RSSI arbitrer entre IA conformité et dépendances fournisseurs
Selon le CESIN, les RSSI naviguent entre une gouvernance de l'IA encore inexistante, la conformité réglementaire écrasante et des dépendances aux fournisseurs de plus en plus risquées.
La fonction de responsable de la sécurité des systèmes d’information (RSSI) ne consiste plus seulement à protéger, mais de plus en plus à hiérarchiser et arbitrer entre des chantiers tous jugés prioritaires.
C’est le principal enseignement tiré par le CESIN de ses « Instantanés » pour le premier semestre 2026, fondés sur 21 mini-sondages hebdomadaires menés auprès de ses membres
Une gouvernance de l’IA encore balbutiante
L’intelligence artificielle générative continue de s’installer dans les organisations, mais l’encadrement peine à suivre. Selon le CESIN, 27 % des répondants, plutôt issus d’organisations de taille intermédiaire, n’ont défini aucune politique d’usage de l’IA générative.
Le constat est similaire du côté des environnements de développement enrichis à l’IA : seuls 18 % des organisations disposent d’une politique spécifique pour les développeurs, tandis que 34 % en autorisent l’installation de manière générale et 34 % par exception.
Les outils de transcription et de synthèse de réunions soulèvent les mêmes interrogations, portant sur l’accès aux données, leur lieu de stockage et leur durée de conservation.
Quant à l’IA appliquée à la cyberdéfense, les organisations en sont majoritairement au stade du pilote ou du test, avec trois préoccupations dominantes : la fiabilité, la confidentialité et la souveraineté.
L’essor de l’IA générative s’accompagne aussi d’une hausse des usages malveillants.
54 % des grandes entreprises interrogées déclarent avoir déjà subi une attaque de type « deepfake » contre 19 % des ETI et 5 % des TPE/PME. Une exposition qui progresse nettement avec la taille de l’organisation.
Post-quantique : un chantier encore à peine amorcé
La migration vers la cryptographie post-quantique demeure très en retrait.
D'après l'enquête, 69 % des répondants ne s'en sont pas encore préoccupés, 20 % en évaluent les impacts et les besoins, 3 % ont engagé des pilotes ou des tests, et seulement 1 % a débuté une migration opérationnelle.
Le CESIN souligne que ce chantier dépasse la seule dimension technique. Il implique d'identifier les usages cryptographiques et les données critiques, et de l'inscrire dans une gouvernance transverse.
La conformité, priorité numéro un pour les plus petites structures
La conformité réglementaire arrive en tête des priorités pour 2026 mais avec une intensité qui varie selon la taille des organisations.

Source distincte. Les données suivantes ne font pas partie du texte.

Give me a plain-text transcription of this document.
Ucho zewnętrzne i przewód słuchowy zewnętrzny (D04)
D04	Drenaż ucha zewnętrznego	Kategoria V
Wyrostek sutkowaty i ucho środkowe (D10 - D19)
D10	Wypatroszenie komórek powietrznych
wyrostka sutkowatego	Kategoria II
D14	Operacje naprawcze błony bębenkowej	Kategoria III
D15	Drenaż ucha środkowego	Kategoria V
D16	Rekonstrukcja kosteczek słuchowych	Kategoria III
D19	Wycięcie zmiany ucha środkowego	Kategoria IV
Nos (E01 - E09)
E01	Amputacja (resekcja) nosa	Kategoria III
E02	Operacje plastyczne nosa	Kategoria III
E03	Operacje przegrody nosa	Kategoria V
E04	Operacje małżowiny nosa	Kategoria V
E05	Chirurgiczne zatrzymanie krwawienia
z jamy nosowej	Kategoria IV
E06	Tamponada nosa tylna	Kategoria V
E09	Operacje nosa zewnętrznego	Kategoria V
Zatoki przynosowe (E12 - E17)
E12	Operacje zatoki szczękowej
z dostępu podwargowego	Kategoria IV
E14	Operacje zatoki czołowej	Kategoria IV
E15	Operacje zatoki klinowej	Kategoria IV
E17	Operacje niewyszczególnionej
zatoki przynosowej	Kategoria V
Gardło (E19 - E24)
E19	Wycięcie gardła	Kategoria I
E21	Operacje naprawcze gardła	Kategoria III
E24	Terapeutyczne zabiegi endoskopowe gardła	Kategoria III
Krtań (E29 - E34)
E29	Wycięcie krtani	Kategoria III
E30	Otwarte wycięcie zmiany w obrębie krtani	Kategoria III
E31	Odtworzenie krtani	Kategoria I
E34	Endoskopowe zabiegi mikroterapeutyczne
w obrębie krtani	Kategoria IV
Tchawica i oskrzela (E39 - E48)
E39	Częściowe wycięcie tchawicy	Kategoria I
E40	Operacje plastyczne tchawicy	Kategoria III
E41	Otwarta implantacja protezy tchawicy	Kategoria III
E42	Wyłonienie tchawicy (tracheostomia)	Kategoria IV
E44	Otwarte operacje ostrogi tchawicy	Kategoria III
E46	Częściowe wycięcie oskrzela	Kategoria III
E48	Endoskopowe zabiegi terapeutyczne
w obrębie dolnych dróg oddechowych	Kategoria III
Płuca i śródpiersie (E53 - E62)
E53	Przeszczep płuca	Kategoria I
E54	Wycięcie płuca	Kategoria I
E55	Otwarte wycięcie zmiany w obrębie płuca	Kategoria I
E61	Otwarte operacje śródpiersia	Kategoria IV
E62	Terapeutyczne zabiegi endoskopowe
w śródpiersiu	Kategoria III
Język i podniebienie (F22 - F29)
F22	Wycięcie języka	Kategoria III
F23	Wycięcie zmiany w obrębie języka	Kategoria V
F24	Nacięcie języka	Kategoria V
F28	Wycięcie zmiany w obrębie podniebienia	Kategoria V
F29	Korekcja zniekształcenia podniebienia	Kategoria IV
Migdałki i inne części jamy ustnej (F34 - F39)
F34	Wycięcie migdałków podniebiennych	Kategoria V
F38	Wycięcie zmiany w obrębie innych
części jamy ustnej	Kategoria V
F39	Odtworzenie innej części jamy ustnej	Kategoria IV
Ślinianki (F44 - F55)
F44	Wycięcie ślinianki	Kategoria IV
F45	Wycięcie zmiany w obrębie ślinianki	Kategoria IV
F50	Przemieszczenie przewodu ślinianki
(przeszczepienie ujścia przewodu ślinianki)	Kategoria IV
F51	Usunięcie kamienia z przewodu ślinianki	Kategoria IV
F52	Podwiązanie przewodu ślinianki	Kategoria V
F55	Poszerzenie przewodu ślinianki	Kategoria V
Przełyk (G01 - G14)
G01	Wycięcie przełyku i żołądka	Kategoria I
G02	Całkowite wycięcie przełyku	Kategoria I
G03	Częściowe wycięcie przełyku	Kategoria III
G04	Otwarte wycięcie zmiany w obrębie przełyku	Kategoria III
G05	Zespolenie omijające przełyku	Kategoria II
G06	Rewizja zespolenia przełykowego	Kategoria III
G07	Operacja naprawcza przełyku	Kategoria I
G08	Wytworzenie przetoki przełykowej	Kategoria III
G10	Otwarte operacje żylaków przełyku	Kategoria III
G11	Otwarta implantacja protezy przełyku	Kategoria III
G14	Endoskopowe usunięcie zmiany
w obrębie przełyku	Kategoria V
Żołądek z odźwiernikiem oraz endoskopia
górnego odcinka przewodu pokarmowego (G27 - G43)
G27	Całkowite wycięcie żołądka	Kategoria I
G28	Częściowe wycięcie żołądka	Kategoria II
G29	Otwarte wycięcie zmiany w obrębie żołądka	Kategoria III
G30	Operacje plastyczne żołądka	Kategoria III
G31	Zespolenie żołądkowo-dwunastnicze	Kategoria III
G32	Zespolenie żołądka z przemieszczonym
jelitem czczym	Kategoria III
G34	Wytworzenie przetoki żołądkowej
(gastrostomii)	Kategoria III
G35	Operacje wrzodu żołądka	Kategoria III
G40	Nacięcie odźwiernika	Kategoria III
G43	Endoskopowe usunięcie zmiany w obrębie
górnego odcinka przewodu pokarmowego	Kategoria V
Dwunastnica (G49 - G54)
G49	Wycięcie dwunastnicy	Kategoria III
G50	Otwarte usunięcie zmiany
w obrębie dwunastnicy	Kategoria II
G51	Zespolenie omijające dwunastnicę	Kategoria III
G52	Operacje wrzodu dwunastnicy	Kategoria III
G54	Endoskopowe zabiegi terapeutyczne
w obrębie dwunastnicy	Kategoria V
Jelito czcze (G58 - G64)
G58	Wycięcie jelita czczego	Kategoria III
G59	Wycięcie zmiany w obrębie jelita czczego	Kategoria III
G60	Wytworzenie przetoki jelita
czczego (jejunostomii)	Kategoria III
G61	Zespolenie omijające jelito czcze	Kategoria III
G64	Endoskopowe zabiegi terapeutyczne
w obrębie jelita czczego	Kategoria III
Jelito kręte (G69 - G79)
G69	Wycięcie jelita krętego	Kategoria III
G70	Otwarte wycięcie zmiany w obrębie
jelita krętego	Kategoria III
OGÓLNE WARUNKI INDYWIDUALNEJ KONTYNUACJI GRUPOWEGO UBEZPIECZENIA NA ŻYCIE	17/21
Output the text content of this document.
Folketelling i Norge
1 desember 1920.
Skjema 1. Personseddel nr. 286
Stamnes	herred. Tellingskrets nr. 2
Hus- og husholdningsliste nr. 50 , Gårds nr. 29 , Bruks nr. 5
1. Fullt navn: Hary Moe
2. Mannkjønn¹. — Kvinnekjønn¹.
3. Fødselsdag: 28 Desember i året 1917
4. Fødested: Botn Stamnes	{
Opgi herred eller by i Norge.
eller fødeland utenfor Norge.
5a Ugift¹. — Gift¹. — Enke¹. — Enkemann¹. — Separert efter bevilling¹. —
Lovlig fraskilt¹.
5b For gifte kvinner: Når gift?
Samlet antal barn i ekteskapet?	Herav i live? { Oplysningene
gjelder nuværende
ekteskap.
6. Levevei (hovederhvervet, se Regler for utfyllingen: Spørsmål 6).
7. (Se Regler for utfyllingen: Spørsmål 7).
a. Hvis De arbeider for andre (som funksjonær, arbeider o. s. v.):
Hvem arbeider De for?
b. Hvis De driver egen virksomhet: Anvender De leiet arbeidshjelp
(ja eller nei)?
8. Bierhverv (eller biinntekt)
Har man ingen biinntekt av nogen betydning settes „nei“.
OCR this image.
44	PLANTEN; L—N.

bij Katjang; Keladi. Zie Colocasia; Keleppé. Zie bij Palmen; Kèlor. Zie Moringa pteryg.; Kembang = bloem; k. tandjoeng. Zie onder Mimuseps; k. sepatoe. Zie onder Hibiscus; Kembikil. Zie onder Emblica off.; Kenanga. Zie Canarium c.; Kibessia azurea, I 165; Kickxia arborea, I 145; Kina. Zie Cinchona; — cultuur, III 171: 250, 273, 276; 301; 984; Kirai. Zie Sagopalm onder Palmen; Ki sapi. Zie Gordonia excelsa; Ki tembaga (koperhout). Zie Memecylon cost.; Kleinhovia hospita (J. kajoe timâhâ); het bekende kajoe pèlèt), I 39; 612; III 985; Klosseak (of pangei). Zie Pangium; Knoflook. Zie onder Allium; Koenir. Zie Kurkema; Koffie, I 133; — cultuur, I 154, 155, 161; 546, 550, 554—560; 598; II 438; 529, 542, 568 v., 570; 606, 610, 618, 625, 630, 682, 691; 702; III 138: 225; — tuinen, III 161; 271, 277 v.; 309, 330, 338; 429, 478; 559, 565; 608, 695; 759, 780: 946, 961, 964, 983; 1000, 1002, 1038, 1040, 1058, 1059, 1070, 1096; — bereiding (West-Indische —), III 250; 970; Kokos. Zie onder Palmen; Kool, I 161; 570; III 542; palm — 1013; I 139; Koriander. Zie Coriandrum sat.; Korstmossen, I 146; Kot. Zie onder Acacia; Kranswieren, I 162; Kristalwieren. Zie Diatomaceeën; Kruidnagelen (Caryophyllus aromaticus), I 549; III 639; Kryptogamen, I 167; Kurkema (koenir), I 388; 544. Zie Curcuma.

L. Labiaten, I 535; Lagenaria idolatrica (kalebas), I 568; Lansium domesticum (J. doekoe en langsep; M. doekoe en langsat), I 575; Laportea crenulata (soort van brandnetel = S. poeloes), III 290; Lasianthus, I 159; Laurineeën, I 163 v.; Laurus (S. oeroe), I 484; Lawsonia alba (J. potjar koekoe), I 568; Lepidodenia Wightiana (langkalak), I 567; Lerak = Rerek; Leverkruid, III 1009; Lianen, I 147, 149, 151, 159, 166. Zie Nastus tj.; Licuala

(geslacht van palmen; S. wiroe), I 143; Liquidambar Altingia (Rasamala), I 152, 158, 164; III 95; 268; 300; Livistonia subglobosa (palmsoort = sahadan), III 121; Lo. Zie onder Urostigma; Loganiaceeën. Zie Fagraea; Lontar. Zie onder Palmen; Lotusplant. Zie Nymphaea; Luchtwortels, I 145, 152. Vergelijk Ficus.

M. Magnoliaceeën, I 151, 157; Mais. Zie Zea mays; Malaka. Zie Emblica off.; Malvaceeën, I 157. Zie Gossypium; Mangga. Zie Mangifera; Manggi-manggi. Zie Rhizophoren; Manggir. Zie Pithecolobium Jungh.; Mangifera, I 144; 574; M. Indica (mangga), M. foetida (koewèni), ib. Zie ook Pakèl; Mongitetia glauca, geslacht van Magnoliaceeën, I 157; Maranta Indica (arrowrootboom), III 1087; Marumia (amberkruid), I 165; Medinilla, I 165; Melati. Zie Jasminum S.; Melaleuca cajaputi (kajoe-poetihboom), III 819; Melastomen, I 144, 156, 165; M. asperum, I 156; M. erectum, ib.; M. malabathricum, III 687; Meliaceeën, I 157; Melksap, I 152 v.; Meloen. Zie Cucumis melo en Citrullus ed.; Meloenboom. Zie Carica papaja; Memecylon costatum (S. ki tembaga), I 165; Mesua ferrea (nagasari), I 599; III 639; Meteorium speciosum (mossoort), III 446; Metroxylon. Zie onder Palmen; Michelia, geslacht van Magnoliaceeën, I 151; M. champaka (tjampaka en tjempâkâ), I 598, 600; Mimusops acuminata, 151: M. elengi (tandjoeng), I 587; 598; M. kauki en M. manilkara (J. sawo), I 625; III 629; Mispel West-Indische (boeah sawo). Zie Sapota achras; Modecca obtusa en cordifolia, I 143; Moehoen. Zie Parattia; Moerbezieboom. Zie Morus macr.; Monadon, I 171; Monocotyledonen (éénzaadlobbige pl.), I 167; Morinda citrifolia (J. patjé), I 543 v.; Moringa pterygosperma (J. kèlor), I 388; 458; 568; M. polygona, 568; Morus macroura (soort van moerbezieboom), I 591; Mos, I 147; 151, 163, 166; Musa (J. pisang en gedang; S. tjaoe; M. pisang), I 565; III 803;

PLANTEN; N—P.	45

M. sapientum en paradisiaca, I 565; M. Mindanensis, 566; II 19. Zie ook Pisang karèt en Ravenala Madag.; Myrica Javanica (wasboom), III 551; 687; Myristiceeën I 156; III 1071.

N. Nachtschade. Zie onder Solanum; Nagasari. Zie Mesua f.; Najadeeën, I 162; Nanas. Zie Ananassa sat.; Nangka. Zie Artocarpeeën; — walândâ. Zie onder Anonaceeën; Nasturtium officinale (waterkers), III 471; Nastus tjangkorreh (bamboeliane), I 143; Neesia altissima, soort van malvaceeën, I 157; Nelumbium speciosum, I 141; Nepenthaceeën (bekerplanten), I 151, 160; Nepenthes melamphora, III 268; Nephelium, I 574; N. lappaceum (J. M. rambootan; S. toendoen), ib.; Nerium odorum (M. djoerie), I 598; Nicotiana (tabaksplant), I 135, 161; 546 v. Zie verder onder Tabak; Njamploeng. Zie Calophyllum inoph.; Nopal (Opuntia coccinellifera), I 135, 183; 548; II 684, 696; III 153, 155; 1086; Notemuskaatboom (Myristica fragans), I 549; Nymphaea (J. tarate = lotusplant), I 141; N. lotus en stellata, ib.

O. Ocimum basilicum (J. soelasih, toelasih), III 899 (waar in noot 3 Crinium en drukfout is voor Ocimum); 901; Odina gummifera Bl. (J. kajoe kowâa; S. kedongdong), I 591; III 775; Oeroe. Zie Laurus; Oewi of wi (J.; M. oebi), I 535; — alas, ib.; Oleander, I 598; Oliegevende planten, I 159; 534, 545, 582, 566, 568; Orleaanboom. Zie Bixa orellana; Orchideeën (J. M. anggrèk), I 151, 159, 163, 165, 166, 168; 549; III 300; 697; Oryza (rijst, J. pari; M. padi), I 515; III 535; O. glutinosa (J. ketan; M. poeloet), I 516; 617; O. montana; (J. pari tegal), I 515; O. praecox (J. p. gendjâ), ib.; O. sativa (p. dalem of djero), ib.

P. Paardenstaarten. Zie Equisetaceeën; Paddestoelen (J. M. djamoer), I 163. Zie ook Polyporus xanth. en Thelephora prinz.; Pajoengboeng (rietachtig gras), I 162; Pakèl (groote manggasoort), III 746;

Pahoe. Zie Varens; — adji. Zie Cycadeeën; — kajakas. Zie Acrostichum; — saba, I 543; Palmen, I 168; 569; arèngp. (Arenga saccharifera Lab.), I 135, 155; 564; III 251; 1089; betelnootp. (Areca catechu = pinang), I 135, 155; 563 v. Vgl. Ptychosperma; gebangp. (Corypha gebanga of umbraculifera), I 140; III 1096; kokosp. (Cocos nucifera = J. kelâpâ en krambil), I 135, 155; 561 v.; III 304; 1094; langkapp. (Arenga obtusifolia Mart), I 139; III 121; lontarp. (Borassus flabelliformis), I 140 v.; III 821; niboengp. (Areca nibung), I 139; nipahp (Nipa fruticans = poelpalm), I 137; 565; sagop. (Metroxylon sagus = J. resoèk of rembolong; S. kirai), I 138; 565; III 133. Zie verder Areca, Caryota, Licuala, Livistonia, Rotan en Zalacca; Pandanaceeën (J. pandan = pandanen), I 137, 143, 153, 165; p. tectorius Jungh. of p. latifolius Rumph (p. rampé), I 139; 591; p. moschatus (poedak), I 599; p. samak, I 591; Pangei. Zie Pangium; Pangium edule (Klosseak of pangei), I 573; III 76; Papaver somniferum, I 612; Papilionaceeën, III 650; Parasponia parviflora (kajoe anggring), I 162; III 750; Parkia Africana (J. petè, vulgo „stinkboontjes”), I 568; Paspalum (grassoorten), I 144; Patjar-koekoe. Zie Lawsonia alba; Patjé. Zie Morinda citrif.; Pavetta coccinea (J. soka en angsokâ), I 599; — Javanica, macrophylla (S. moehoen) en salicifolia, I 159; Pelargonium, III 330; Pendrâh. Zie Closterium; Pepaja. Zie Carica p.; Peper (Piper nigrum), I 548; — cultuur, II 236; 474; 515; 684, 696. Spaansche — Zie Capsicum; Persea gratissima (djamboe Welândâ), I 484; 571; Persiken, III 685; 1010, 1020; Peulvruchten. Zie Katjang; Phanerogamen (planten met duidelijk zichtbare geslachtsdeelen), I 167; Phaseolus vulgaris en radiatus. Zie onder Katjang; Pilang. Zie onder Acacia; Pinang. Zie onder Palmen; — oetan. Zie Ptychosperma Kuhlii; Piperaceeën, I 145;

Elle figure parmi les trois chantiers prioritaires pour 46 % des grandes entreprises, 61 % des ETI et 72 % des TPE/PME. Les grandes entreprises répartissent davantage leurs efforts entre plusieurs sujets ( IA, tiers, gouvernance), tandis que les structures plus petites concentrent leurs ressources sur la seule conformité.
Fournisseurs : un risque qui déborde le périmètre du SI
Les dépendances technologiques pèsent de plus en plus dans les préoccupations des RSSI.
Le règlement européen sur la cyber-résilience (Cyber Resilience Act) en est une illustration : 52 % des ETI interrogées estiment ne pas être directement concernées par ce texte, tout en étant clientes de fournisseurs qui, eux, le sont.
Les rachats d'entreprises dans le secteur cyber ont également des effets concrets sur les coûts. 69 % des grandes entreprises et 74 % des ETI ont constaté une explosion des coûts à la suite du rachat d'un de leurs fournisseurs, contre 38 % des TPE/PME. Par ailleurs, 41 % des répondants pointent un phénomène d'enfermement technologique.
Des carrières de RSSI sous tension
L'enquête revient aussi sur les perspectives de carrière des RSSI, deux ans après un premier sondage sur le sujet.
Sur 162 répondants, seuls 24 % estiment que les opportunités de postes de RSSI sont aussi nombreuses que par le passé, soit 17 points de moins qu'en 2024. Dans le même temps, 31 % envisagent de basculer vers le conseil, faute de pouvoir agir suffisamment au sein de leur organisation ( +16 %).
Une complexité croissante, pas un recul de la maturité
Pour le CESIN, ces résultats ne traduisent pas un recul de la maturité cyber des organisations, mais une complexification de la fonction.
« La mission du RSSI est en plein chamboulement. Les repères évoluent, les priorités aussi, et les réponses d'hier ne suffisent plus toujours. Les RSSI doivent aujourd'hui trouver leur propre voie pour accompagner cette transformation », résume Fabrice Bru, président du CESIN.